Sure, I moved to Poland in 2005 to establish my merchandise company. I had the first 4 songs together and was ready to hit the studio, that is when I gave Nergal a call and he came to the Studio X (Olsztyn) and recorded 3 songs with us. He also helped to arrange few parts and had some great ideas for vocal patterns. Of course we are still good friends. I went out to meet with him during their last tour here in Germany. We had a few beers and a great time. We will play few festival shows next year and in case Behemoth play on the same day, I am sure he will come out and play few songs with us.
Do you think the appeal of a supergroup is that it gives the performers scope to move into areas that perhaps they haven’t been able to explore with their own band. Surely if you’re just doing the same thing in two bands, what’s the point?
Of course. Things in Voodoo Gods are a little different, because the other musicians are not at all involved in the song writing process. I write and compose in a very certain way, the guys know that and Voodoo Gods will never sound like any of their bands. Not only, we do never use blast beats, Jean’s bass line and my drumming create a very certain tone/mood. Always; that tone or mood would not fit to any of their bands. Never!
Has the interest in Voodoo Gods exceeded initial expectations and do you feel the new line-up is capable of achieving more than when you first set the band up in 2001?
Sure, back in the days we were just 3 guys, now we are 6 in the band. I think that I also developed in the past years as a person and as a musician. Put those things together and there is a clear positive progress.
Can you tell us a little bit more about the lyrical topics and subjects the band explores?
The main concept is nature and voodooism. I use voodoo more as a symbol for ancient spirits, the spirit world and spiritual nature. It represents a concept of 7 elements: Water, Fire, Wind, Light, Metal, Time and Earth. This of course is my own philosophy and way of life. Most of my lyrics are really angry and hateful. It’s my outlet for all the things which go wrong in this world. The church is something I totally execrate and they always get what is coming to them.
Not every death metal bands has a sitar? Whose idea was that? I’ve seen Jean Baudin play it on the promo video and his double handed dexterity is staggering.

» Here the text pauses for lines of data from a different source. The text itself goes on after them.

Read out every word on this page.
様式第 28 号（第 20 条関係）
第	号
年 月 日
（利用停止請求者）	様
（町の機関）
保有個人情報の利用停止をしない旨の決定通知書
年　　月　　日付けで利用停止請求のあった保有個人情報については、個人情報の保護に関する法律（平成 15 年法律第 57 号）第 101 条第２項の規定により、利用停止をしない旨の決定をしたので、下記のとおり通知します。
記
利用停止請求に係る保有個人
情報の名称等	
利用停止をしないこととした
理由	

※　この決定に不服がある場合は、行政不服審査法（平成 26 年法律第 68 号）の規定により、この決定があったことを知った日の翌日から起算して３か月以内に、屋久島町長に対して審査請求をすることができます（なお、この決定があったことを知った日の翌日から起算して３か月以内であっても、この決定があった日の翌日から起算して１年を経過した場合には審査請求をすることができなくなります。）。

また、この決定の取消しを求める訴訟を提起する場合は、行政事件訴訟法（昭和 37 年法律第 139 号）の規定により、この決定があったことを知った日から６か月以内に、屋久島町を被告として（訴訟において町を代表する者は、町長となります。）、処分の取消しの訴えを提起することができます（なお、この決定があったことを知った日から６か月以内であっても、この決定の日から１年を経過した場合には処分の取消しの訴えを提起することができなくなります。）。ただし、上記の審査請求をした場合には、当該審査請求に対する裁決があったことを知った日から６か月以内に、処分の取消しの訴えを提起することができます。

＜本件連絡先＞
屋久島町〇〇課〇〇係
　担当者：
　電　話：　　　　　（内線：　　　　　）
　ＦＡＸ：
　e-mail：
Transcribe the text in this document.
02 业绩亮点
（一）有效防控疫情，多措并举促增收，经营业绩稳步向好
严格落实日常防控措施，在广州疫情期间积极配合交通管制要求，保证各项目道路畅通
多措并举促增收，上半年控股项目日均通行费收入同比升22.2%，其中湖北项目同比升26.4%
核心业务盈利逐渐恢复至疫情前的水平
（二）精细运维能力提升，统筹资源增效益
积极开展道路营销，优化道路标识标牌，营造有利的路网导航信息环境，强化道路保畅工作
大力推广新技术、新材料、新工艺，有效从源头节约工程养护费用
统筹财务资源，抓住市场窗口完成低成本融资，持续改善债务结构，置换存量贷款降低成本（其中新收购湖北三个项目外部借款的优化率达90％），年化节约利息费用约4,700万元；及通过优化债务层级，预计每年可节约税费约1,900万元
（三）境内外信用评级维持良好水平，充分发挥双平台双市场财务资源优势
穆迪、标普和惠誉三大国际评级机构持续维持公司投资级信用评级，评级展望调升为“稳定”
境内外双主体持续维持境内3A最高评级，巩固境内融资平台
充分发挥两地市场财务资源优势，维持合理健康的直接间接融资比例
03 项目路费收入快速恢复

Actually we don’t. Jean plays that oriental passage in the song Cetewayo and I told Hiro to simulate a sitar with his guitar. Suddenly Olof the studio assistant of Andy La Rocque told us, “Hey, one of my friends has a real sitar and he lives just one block from the studio.” I was, “Awesome, go and get it.” That is how the sitar ended on our album. Jean is amazing and the main reason he is with Voodoo Gods now is the fact that his bass playing is very unique and unorthodox.
Do you have any touring or show plans to promote the new album?
Yes, we will play few festival shows next year and probably a tour. For this year I plan the stage concept and lots of rehearsals.
Is it inevitably going to be difficult to take Voodoo Gods on the road with the band members all have touring commitments with their other bands?
I am pretty sure we can handle a tour with all our schedules. The festival shows for sure. Another plan was to put few of the bands together and tour with them. We will see!
On a worldwide level how has the feedback been from death metal fans?
Really good, especially from the US and Poland, also the fans in Germany gave positive feedback.
What does the second half of the year hold for you personally, Alex?
You know, I have my own studio now and I already started to write songs for the next Voodoo Gods album. I have a few drum tracks recorded and a few demo versions for upcoming new songs. Voodoo Gods keeps me busy all year and I also need to take care about new merchandise designs and other recordings I do in my studio. During the winter time I am mostly in Haiti or on the Dominican side of the island.
Many thanks for taking the time to talk with Midlands Rocks in the UK. Congratulations on the album and best wishes to all the guys for the future.
Thank you Paul and thanx for the support of Voodoo Gods. Cheers!